The London Travel Clinic at Wandsworth is an independent travel clinic in London and provides travel health services including vaccinations, medicines and advice on travel related issues to both adults and children. The service operates under a contract to provide travel health to the patients of a GP practice located within the same building. Prior to our inspection patients completed CQC cards telling us about their experiences of using the service. Six people provided feedback about the service. All were positive about the care provided by clinical staff but two comments related to difficulties making appointments.

Our key findings were:

  • There were limited systems in place to keep patients safeguarded from abuse. Information about who to contact with a concern was not accessible to staff. Staff had received safeguarding training.
  • The system for managing medicines did not ensure they were safe to use.
  • Not all risks were assessed or well-managed.
  • The premises were clean; however, no infection control audits had been completed.
  • Procedures for managing medical emergencies were lacking.
  • Although the service had a standard operating procedure for this location it did not contain all necessary information. Other policies and procedures available were generic and did not reflect day to day practice at the service.
  • The complaint system was not advertised but the service would provide patients with an email address which they could contact after their appointment, to provide feedback.
  • The service had systems in place to respond to incidents. When incidents did happen, the service learned from them and improved.
  • The service reviewed the effectiveness and appropriateness of the care it provided. It ensured that care and treatment was delivered according to evidence- based guidelines. However, there was no evidence of activity which aimed to improve the quality of clinical care provided.
  • The appointment system reflected patients’ needs. Two comment cards indicated that patients found it difficult to make appointments at the service. NHS patients would be sent to the provider by their local GP.
  • Staff involved patients in their care and treated them with compassion, kindness, dignity and respect.
  • There was a lack of effective managerial oversight and some areas of governance were not sufficient to ensure safe care and that quality of services improved.

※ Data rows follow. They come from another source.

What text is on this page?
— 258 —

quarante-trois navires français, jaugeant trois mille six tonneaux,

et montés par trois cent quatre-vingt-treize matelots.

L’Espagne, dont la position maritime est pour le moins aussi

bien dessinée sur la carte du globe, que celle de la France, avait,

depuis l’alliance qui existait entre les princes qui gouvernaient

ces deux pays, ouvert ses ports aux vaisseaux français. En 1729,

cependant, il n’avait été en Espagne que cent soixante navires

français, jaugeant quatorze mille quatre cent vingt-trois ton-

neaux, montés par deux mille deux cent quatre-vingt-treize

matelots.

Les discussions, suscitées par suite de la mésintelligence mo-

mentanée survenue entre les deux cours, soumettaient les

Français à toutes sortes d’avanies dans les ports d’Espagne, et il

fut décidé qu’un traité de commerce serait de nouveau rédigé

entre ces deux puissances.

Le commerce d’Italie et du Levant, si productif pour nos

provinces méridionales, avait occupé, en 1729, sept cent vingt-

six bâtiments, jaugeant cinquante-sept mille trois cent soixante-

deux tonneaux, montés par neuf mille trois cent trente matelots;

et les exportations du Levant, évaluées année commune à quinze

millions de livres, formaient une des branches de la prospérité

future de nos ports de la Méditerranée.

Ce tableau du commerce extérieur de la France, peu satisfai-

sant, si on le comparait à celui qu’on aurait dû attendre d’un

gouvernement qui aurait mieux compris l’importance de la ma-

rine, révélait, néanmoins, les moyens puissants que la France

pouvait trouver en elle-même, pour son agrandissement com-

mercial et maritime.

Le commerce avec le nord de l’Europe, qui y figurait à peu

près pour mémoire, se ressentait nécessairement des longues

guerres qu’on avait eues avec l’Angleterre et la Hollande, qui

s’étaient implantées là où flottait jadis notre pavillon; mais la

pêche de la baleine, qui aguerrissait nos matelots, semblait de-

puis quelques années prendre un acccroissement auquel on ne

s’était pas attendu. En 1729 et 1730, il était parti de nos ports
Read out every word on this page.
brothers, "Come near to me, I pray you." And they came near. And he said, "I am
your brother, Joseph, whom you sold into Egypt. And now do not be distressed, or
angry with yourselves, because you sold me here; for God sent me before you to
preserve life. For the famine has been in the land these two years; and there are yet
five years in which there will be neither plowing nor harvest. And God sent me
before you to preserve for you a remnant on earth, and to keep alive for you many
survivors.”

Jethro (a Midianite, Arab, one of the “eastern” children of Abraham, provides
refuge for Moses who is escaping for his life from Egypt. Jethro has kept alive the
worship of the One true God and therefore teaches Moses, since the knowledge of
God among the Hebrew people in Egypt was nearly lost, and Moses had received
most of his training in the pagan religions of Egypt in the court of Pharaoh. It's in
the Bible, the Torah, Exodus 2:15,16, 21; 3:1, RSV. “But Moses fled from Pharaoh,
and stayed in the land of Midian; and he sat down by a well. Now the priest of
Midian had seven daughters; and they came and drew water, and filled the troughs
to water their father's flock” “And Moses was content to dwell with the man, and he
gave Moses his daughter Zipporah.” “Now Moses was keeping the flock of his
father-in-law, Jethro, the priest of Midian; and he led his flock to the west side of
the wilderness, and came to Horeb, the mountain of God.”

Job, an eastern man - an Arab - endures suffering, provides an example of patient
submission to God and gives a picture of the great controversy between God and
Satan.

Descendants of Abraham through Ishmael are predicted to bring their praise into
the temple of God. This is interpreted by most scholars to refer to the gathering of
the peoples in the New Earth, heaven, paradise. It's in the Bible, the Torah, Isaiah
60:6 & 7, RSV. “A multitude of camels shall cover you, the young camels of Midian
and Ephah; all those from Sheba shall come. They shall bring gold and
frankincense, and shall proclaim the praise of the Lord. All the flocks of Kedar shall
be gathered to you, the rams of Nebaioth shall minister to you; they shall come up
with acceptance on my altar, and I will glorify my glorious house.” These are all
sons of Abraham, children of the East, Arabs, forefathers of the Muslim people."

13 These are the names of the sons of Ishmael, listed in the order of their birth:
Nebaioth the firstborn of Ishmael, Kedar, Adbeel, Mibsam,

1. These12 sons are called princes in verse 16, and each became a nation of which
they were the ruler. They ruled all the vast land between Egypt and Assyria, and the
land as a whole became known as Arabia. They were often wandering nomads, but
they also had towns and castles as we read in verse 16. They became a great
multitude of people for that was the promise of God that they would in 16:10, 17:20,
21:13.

We identified regulations that were not being met and the provider must:

  • Ensure care and treatment is provided in a safe way to patients.
  • Establish effective systems and processes to ensure good governance in accordance with the fundamental standards of care

You can see full details of the regulations not being met at the end of this report.

There were areas where the provider could make improvements and should:

  • Advertise the service’s complaints procedure and keep appropriate records of complaints received.

Establish processes for sharing information when necessary with a patient’s GP in the absence of patient consent.